Le Jardin D’Hiver in the Palais Ronsard
The Palais Ronsard, a Relaix&Chateau member, is a lovely boutique hotel that is yet usually outdone by institutions like Royal Mansour, La Mamounia, or Amanjena. It is a palace hotel with attractive, enticing colonial decor located in Palmeraie, Morocco’s most aristocratic and isolated region of Things to see in Marrakech. Le Jardin D’Hiver was one of the restaurants and bars functioning when we were there, and it was entirely vacant. Even though the chef’s compliment—something about mozzarella—was completely wrong, we still had a good time. There are two menus: French and Moroccan, with the latter appearing to be the chef’s forte.
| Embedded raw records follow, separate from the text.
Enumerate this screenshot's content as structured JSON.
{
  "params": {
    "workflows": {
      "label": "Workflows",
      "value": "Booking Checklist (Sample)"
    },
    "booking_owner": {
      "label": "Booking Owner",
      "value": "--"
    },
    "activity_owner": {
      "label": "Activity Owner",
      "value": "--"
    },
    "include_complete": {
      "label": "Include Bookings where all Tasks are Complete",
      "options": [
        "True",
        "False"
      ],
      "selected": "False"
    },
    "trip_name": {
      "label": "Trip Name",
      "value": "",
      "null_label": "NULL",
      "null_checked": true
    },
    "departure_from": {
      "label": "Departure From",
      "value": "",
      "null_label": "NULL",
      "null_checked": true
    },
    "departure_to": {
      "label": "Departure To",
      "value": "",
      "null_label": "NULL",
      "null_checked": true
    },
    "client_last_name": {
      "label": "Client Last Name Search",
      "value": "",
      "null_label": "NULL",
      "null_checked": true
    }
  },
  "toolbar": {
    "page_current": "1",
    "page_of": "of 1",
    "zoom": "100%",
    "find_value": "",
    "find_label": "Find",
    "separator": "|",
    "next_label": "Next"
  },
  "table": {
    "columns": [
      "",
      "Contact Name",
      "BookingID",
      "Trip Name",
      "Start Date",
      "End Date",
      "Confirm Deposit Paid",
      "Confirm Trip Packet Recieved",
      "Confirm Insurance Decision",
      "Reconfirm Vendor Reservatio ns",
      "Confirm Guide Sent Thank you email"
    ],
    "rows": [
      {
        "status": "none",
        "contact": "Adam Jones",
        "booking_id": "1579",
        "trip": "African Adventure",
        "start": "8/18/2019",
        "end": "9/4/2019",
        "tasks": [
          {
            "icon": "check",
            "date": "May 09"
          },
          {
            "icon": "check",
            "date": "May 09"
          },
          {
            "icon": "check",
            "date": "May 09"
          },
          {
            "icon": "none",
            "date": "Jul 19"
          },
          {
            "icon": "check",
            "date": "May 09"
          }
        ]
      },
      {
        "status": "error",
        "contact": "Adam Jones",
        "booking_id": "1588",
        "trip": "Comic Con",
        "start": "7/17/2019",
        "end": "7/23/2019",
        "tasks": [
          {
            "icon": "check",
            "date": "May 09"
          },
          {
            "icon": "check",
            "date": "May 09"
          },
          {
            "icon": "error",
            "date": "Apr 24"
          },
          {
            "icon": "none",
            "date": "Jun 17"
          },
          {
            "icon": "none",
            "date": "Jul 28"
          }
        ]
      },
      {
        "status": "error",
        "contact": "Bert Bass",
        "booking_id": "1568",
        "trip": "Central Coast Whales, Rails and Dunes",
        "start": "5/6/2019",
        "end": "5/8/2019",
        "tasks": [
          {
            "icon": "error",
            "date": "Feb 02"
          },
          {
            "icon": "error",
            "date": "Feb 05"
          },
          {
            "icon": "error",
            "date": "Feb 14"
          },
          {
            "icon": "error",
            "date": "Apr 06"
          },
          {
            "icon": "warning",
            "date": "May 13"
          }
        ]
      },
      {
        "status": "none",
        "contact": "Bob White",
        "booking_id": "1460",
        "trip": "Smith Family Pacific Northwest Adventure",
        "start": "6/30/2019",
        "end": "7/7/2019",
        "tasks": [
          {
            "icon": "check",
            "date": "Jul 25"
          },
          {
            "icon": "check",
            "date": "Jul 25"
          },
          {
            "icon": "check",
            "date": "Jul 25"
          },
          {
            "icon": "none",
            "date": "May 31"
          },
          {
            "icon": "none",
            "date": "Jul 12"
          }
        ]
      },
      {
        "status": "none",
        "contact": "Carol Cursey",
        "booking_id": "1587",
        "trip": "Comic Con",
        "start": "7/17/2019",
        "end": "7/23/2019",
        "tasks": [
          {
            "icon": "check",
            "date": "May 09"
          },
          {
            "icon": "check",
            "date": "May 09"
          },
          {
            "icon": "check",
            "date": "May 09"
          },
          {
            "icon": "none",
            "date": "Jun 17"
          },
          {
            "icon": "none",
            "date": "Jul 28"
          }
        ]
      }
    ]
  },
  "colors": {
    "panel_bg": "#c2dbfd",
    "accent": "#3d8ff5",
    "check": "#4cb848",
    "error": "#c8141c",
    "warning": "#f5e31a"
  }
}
Restaurant Jean-Georges L’Italien at Hotel La Mamounia
Even just for a cup of coffee (there is a pastry shop and tea parlor by chocolatier Pierre Hermès), to enjoy the bar, which was renovated by designer Jacques Garcia, to admire the lovely interiors, and to wander the lobby and corridors, which honor Churchill’s steps, the Hotel La Mamounia is worth a visit. The hotel’s only dining option is an Italian restaurant led by chef Jean-Georges Vongerichten. It’s in a huge room with fully operable windows that look out into the garden and swimming pool. Despite the fact that the restaurant is more of a dining facility, we appreciated the food—pizza, pasta, and everything else. But everything is done to the highest possible standard.
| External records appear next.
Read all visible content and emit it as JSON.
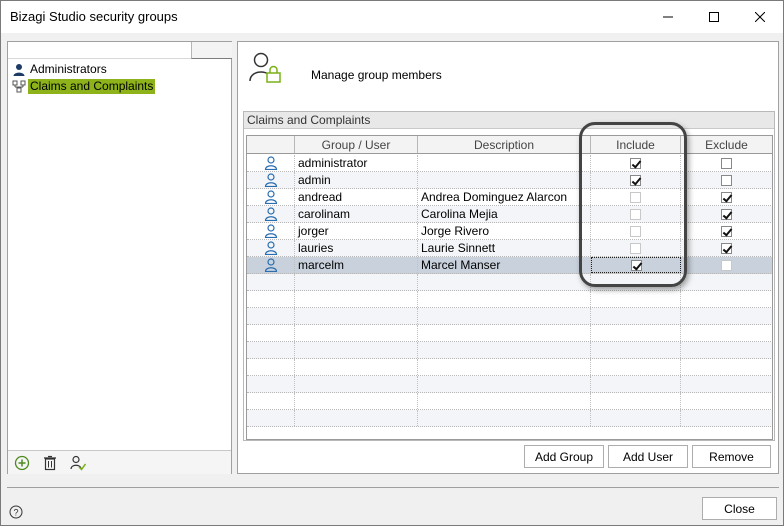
{
  "window": {
    "title": "Bizagi Studio security groups"
  },
  "tree": {
    "items": [
      {
        "label": "Administrators",
        "icon": "user-icon",
        "selected": false
      },
      {
        "label": "Claims and Complaints",
        "icon": "group-icon",
        "selected": true
      }
    ]
  },
  "left_footer": {
    "icons": [
      "add-icon",
      "trash-icon",
      "user-check-icon"
    ]
  },
  "main": {
    "header_label": "Manage group members",
    "group_title": "Claims and Complaints",
    "columns": [
      "Group / User",
      "Description",
      "Include",
      "Exclude"
    ],
    "rows": [
      {
        "user": "administrator",
        "description": "",
        "include": true,
        "include_enabled": true,
        "exclude": false,
        "exclude_enabled": true
      },
      {
        "user": "admin",
        "description": "",
        "include": true,
        "include_enabled": true,
        "exclude": false,
        "exclude_enabled": true
      },
      {
        "user": "andread",
        "description": "Andrea Dominguez Alarcon",
        "include": false,
        "include_enabled": false,
        "exclude": true,
        "exclude_enabled": true
      },
      {
        "user": "carolinam",
        "description": "Carolina Mejia",
        "include": false,
        "include_enabled": false,
        "exclude": true,
        "exclude_enabled": true
      },
      {
        "user": "jorger",
        "description": "Jorge Rivero",
        "include": false,
        "include_enabled": false,
        "exclude": true,
        "exclude_enabled": true
      },
      {
        "user": "lauries",
        "description": "Laurie Sinnett",
        "include": false,
        "include_enabled": false,
        "exclude": true,
        "exclude_enabled": true
      },
      {
        "user": "marcelm",
        "description": "Marcel Manser",
        "include": true,
        "include_enabled": true,
        "exclude": false,
        "exclude_enabled": false,
        "selected": true
      }
    ],
    "buttons": {
      "add_group": "Add Group",
      "add_user": "Add User",
      "remove": "Remove"
    }
  },
  "footer": {
    "close": "Close"
  },
  "colors": {
    "selection_green": "#8db21a",
    "row_selected": "#c9d2dc",
    "user_icon_blue": "#2a6db0"
  }
}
Another Italian restaurant, this time for its decor rather than its food. We were fortunate to be allowed to enter it, even if it was by accident. The Royal Mansour’s Alaimo Brothers restaurant was closed, but Kovid fell during Ramadan, and the concierges of two expensive hotels, ours and the Royal Mansour, confirmed our reservations. Finally, the concierge at the Royal Mansour recommended an Italian restaurant in Guélise. The champagne helped with the sour mood a little, and while the food was generally good, it wasn’t particularly remarkable due to the confusion and need to eat quickly (hello, curfew). But! I adore people-watching, and the restaurant was full with locals (it was before Ramadan). Second, I found it pretty fascinating to look at the interiors, which were constructed by Bill Willis, a design legend from Morocco. My heart was warmed by the Uzbek suzane on the walls (along with the champagne, of course).
Royal Mansour Hotel
We spent an hour admiring the interior of the Alaimo Brothers restaurant while waiting in the lobby for a reservation and a car, even though we never made it there. Even though I thought it was beautiful, I had no idea how much art and design had gone into it. This is the fault of both the hotel and Marrakech in general.